ただ、数値や文字列が近いセル番地に入力されたもの、それは教育を受けたヒトにとっては表であっても、表計算アプリにとって「表 table」ではないのである。アプリにとって、それはただの情報の寄せ集めである。表計算アプリはどこが「タイトル行」なのかもわからないし、「氏名」には全角の文字しか入らないのかどうか? 「メールアドレス」には半角文字しか入らないのかどうか? 「勤続年数」には整数値しか入らないのかどうか? アプリはそんな懸念を表明することも無い(型が揺れていることを気にしない)し、そんな保証(常に同じカラムには同じ型の情報が入力されるはずだという保証)を想定することもアプリには無いのである。
だから、ヒトはまず、アプリにとってはそれは「表 table」ではないということに気づかないといけない。なぜならば、決してアプリ側から「あなたにとってこれは表に見えるかもしれませんが、私にとってはそうではないです」なんてメッセージを発してくれることはないからである(実は例外もあるのだが、それを解読できる人は既に気づける人である)。そして、気付いた上で、アプリの機能として「情報を四角く寄せ集めた範囲」を「テーブル」に変換する機能があるのだということを知らなければならない。例えば、エクセルやGoogleスプレッドシートであれば、「挿入」タブから指定できる機能であるが、知らない人が多い。むしろもっと発展的な機能である「ピボットテーブル」の方が馴染み深い人がいるぐらいである。
そして、いったん「テーブル」としてユーザによって定義された情報の集合は意味のある塊(かたまり)として扱うことができるし、その部分である各カラムもA列やB列(これは位置を示す記号に過ぎない)ではなく、「従業員番号」や「電話番号」のような意味のあるカラムとしてタイトルを使ってコントロールすることができるようになるのである。つまり、テーブルとして定義することによって、情報がたまたま隣接して寄せ集められているだけではなく、一つのテーブルの中に統一されて構造になると同時に、そのテーブルに対する操作(機能)が定義できるのである。

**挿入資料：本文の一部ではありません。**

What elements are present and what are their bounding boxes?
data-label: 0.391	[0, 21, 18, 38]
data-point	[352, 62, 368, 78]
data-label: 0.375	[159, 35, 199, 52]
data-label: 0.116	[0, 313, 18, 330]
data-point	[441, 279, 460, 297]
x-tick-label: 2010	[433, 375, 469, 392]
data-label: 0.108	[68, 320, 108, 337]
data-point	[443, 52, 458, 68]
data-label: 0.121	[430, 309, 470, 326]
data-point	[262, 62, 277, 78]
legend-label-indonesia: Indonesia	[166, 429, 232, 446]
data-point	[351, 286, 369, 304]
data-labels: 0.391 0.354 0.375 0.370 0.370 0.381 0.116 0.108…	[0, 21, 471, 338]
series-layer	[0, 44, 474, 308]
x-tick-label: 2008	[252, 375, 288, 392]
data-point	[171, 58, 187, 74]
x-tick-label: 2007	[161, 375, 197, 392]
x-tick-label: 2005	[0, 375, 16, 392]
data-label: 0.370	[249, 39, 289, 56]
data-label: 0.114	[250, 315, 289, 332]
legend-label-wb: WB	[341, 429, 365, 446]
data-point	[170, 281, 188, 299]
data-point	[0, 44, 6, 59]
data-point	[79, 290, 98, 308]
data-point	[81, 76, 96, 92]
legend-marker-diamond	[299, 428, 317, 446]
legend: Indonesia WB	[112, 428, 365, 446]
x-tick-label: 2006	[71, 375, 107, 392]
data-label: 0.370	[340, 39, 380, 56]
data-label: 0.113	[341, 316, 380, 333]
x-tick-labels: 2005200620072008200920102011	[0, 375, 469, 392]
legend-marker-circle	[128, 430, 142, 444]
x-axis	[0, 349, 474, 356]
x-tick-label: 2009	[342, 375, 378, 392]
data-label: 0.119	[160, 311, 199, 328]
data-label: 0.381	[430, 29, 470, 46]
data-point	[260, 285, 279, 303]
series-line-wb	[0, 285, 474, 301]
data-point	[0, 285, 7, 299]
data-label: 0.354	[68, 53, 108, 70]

これはオブジェクト指向で言うオブジェクトだとも言える。
ここまで定義して初めて情報はデータになったと言える。このような作業はデータクレンジングとも言われるが、ここまでアプリに教え込まないと、アプリはその真価を発揮してくれない。なかなかこのことに非ITの人たちが気づいてくれない。それがはがゆく、またこれさえわかってくれれば、ITパスポートで習うような枝葉の知識はその都度検索してくれれば十分だと思うほどである。
そしてそれがわかるためには、一言で言えば、表計算アプリの気持ちをわかることである。